Virginia Gov. Bob McDonnell said Monday that he is ordering all school districts across the state to review their school safety audits in the wake of the Sandy Hook Elementary school shooting in Newtown, Conn.
The governor said he wants to know if the districts have fully implemented their safety plans - or if they need any resources or help to make sure the plans are implemented.
The governor also announced a new task force to review school safety. This task force, comprising educators, public safety experts, local leaders and legislators, will review procedures and emergency management plans to discover what works and what needs more resources.
The task force also will provide legislative and budget proposals to the governor.
He also created a new position within the state's Department of Criminal Justice Services dedicated to school and campus safety.

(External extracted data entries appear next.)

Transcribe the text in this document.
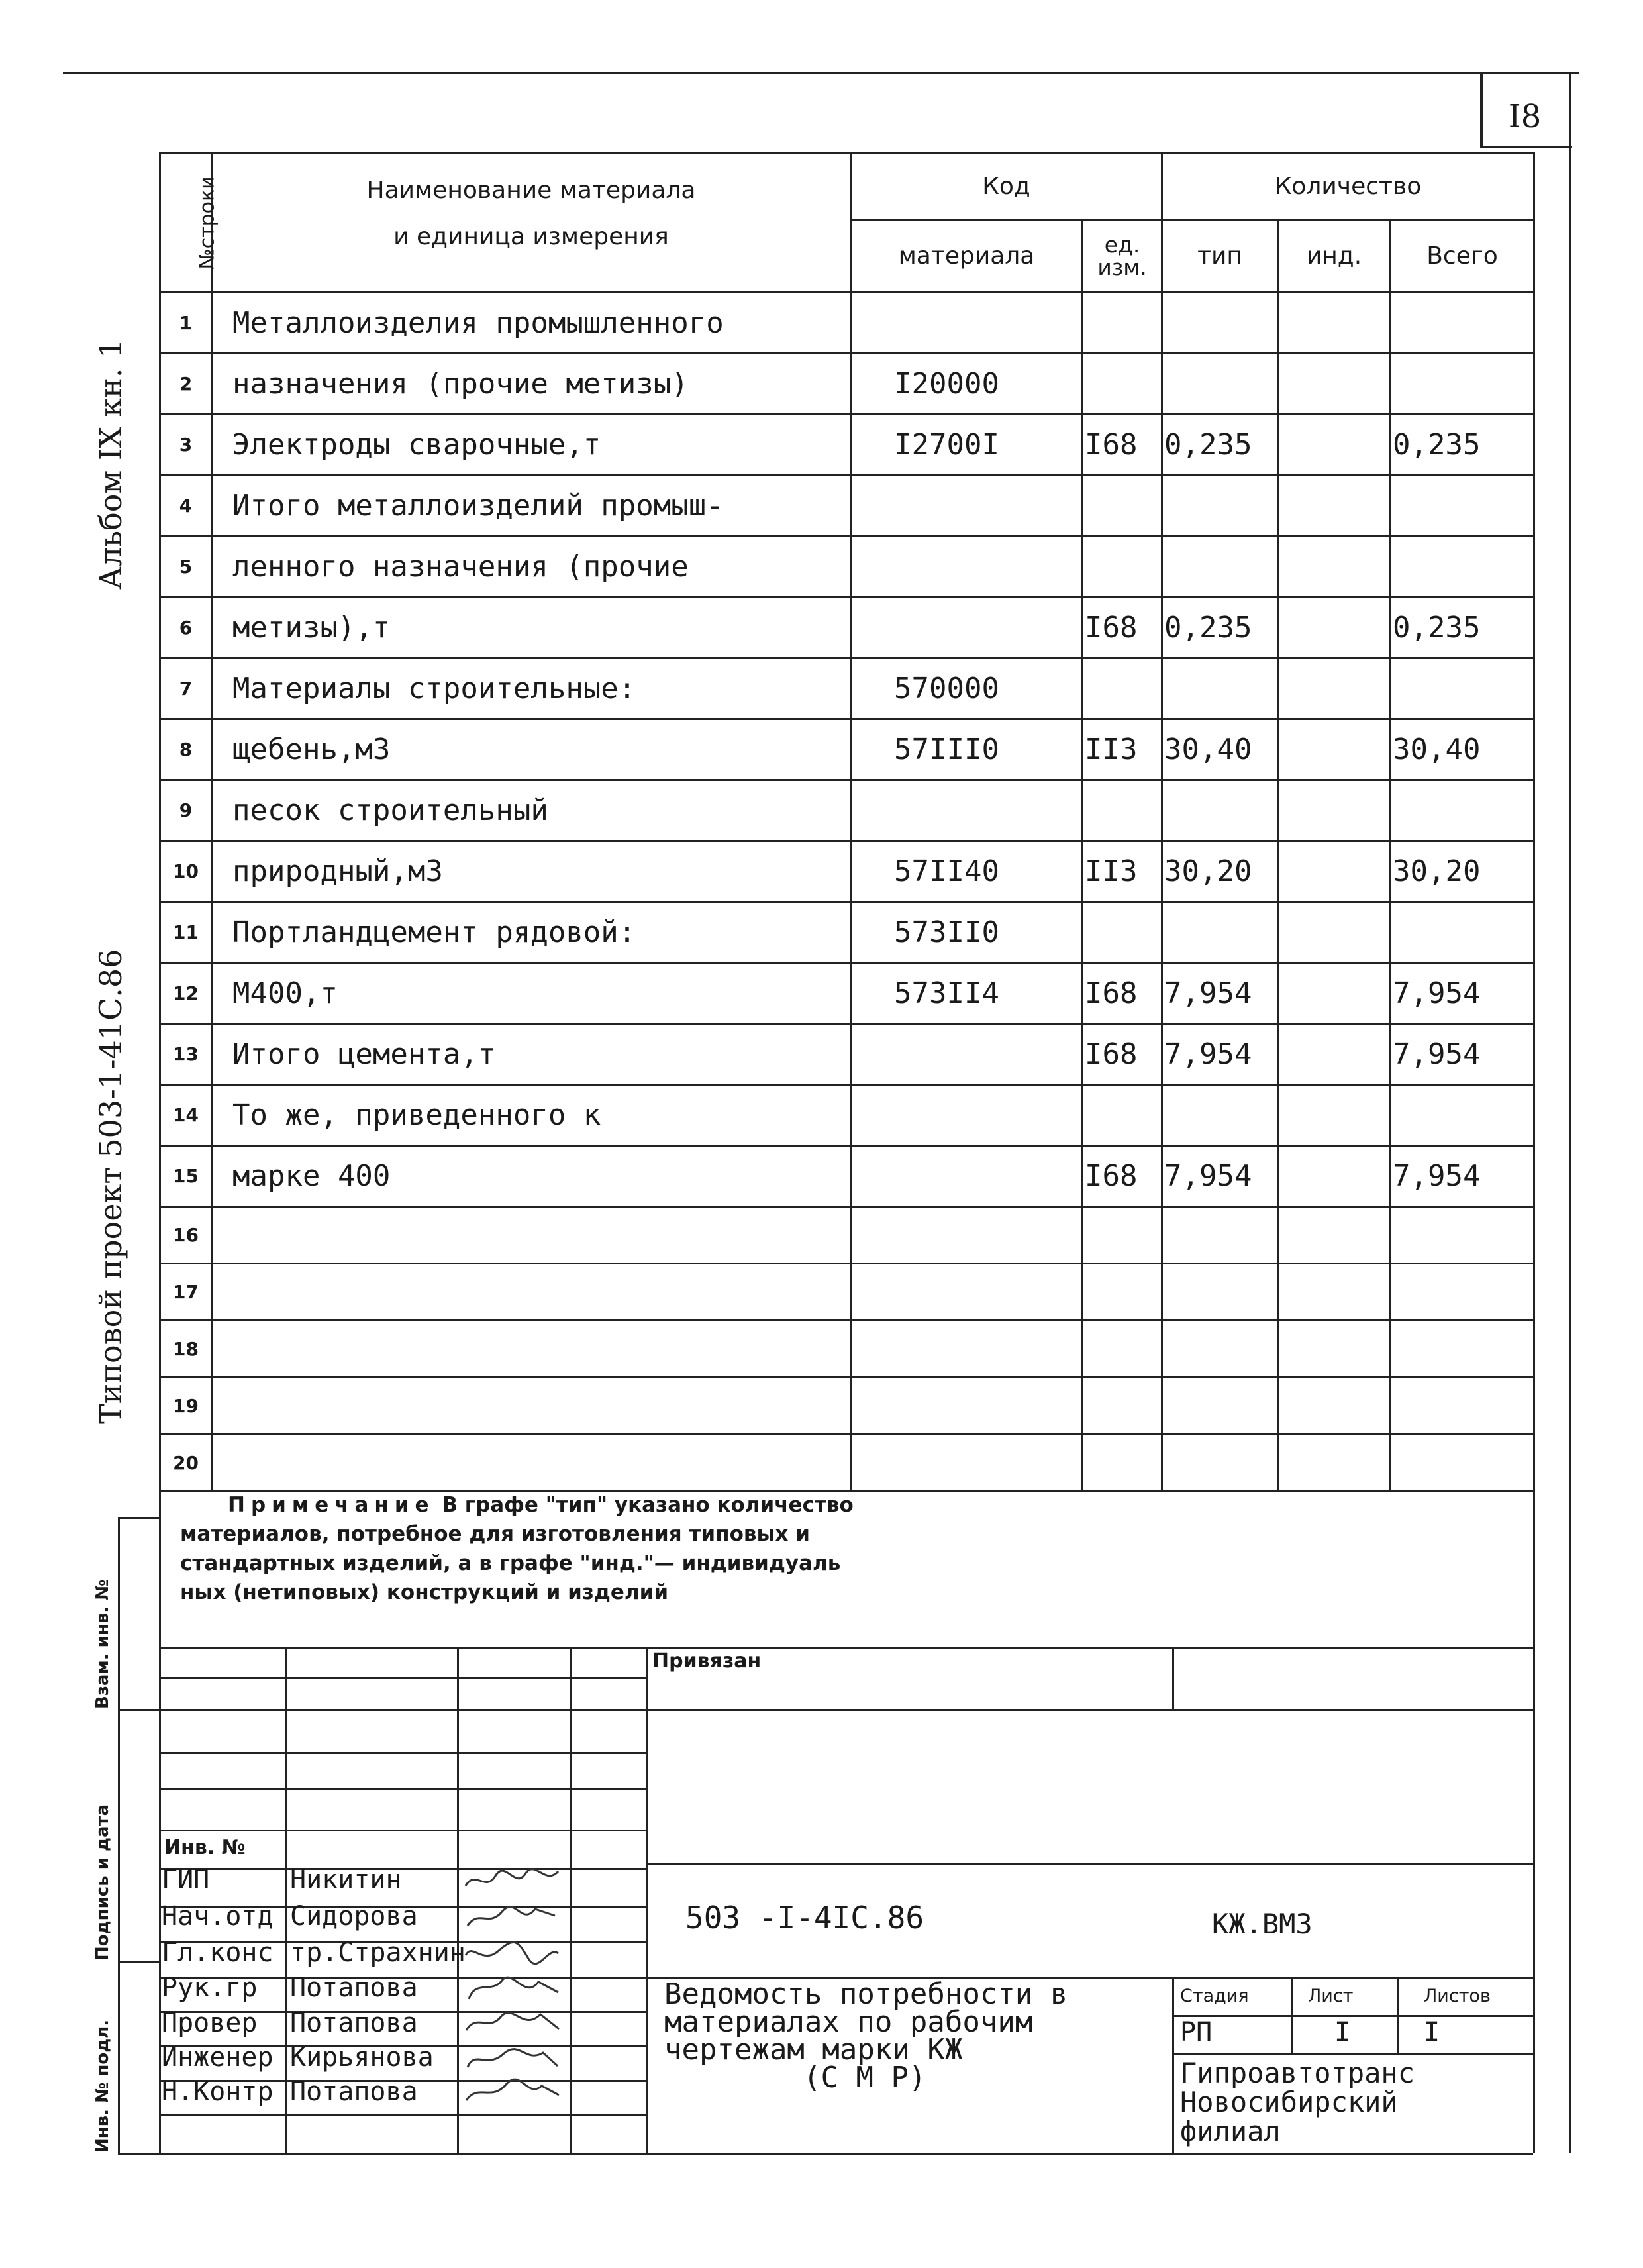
I8
Альбом IX кн. 1
Типовой проект 503-1-41С.86
Взам. инв. №
Подпись и дата
Инв. № подл.
№строки	Наименование материала
и единица измерения	Код		Количество		
		материала	ед.
изм.	тип	инд.	Всего
1	Металлоизделия промышленного					
2	назначения (прочие метизы)	I20000				
3	Электроды сварочные,т	I2700I	I68	0,235		0,235
4	Итого металлоизделий промыш-					
5	ленного назначения (прочие					
6	метизы),т		I68	0,235		0,235
7	Материалы строительные:	570000				
8	щебень,м3	57III0	II3	30,40		30,40
9	песок строительный					
10	природный,м3	57II40	II3	30,20		30,20
11	Портландцемент рядовой:	573II0				
12	М400,т	573II4	I68	7,954		7,954
13	Итого цемента,т		I68	7,954		7,954
14	То же, приведенного к					
15	марке 400		I68	7,954		7,954
16						
17						
18						
19						
20						
Примечание В графе "тип" указано количество
материалов, потребное для изготовления типовых и
стандартных изделий, а в графе "инд."— индивидуаль
ных (нетиповых) конструкций и изделий
Привязан
Инв. №
ГИП	Никитин
Нач.отд Сидорова
Гл.конс тр.Страхнин
Рук.гр Потапова
Провер Потапова
Инженер Кирьянова
Н.Контр Потапова
503 -I-4IС.86	КЖ.ВМЗ
Ведомость потребности в
материалах по рабочим
чертежам марки КЖ
(С М Р)
Стадия	Лист	Листов
РП	I	I
Гипроавтотранс
Новосибирский
филиал
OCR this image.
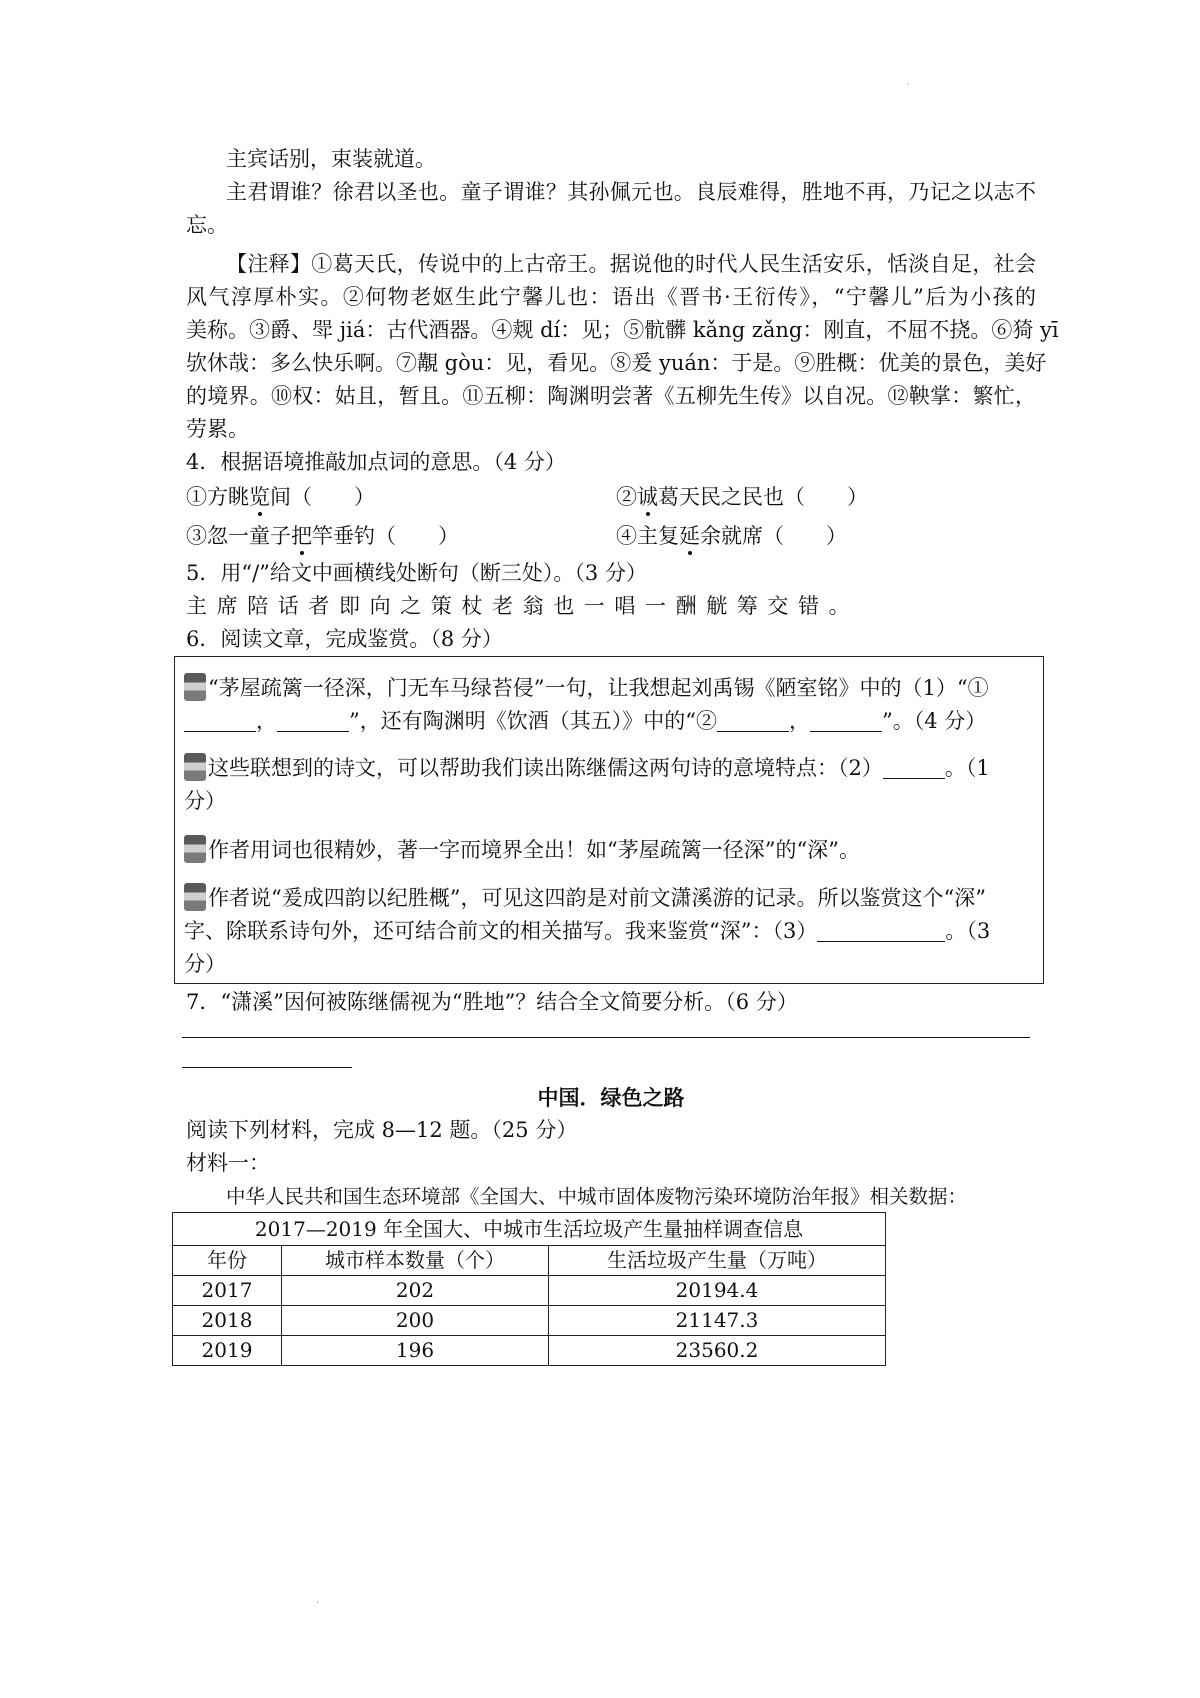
·
主宾话别，束装就道。
主君谓谁？徐君以圣也。童子谓谁？其孙佩元也。良辰难得，胜地不再，乃记之以志不
忘。
【注释】①葛天氏，传说中的上古帝王。据说他的时代人民生活安乐，恬淡自足，社会
风气淳厚朴实。②何物老妪生此宁馨儿也：语出《晋书·王衍传》，“宁馨儿”后为小孩的
美称。③爵、斝 jiá：古代酒器。④觌 dí：见；⑤骯髒 kǎng zǎng：刚直，不屈不挠。⑥猗 yī
欤休哉：多么快乐啊。⑦覯 gòu：见，看见。⑧爰 yuán：于是。⑨胜概：优美的景色，美好
的境界。⑩权：姑且，暂且。⑪五柳：陶渊明尝著《五柳先生传》以自况。⑫鞅掌：繁忙，
劳累。
4．根据语境推敲加点词的意思。（4 分）
①方眺览间（　　）	②诚葛天民之民也（　　）
③忽一童子把竿垂钓（　　）	④主复延余就席（　　）
5．用“/”给文中画横线处断句（断三处）。（3 分）
主席陪话者即向之策杖老翁也一唱一酬觥筹交错。
6．阅读文章，完成鉴赏。（8 分）
“茅屋疏篱一径深，门无车马绿苔侵”一句，让我想起刘禹锡《陋室铭》中的（1）“①
，	”，还有陶渊明《饮酒（其五）》中的“②	，	”。（4 分）
这些联想到的诗文，可以帮助我们读出陈继儒这两句诗的意境特点：（2）	。（1
分）
作者用词也很精妙，著一字而境界全出！如“茅屋疏篱一径深”的“深”。
作者说“爰成四韵以纪胜概”，可见这四韵是对前文潇溪游的记录。所以鉴赏这个“深”
字、除联系诗句外，还可结合前文的相关描写。我来鉴赏“深”：（3）	。（3
分）
7．“潇溪”因何被陈继儒视为“胜地”？结合全文简要分析。（6 分）
中国．绿色之路
阅读下列材料，完成 8—12 题。（25 分）
材料一：
中华人民共和国生态环境部《全国大、中城市固体废物污染环境防治年报》相关数据：
2017—2019 年全国大、中城市生活垃圾产生量抽样调查信息		
年份	城市样本数量（个）	生活垃圾产生量（万吨）
2017	202	20194.4
2018	200	21147.3
2019	196	23560.2
·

McDonnell said he is asking the districts "to look at all things they have put in audits that they need to do better, that they need to do right," he said.
And he is challenging the state's secretary of public safety and secretary of education "to make sure all those ideas are implemented, and that the ones that aren't we find a way to get those funded."
McDonnell did not address whether he felt new gun legislation was needed in the wake of the tragedy.
"It's just a couple of days after this horrific, unfathomable tragedy with so many little 6 year old kids gunned down," he said. "I still can't quite come to terms with it.
"My wife and I sat there sobbing on Friday. ..Having five children of our own, we just can't imagine the evil and horror that occurred in that classroom," he said.
"For me it was too early to start reacting or overreacting with what the right politices might be. There will be time to reflect on that over next 30 days."
Some lawmakers, though, are ready to look ahead to possible legislation. In the five years since the Virginia Tech massacre, Democrats urged on by some Virginia tech survivors and victims’ families have pushed bills to close the so-called gun-show loophole, which allows private gun sales to take place without background checks. Fairfax County Sen. Janet Howell said she plans to try again in the 2013 session.
But other lawmakers suggest momentum could shift the other way. Prince William County Delegate Bob Marshall, who previously sponsored a measure to allow professors with conceal carry permits to take guns on to Virginia college campuses, will explore whether allowing specially trained principals to bring guns to public schools might make sense.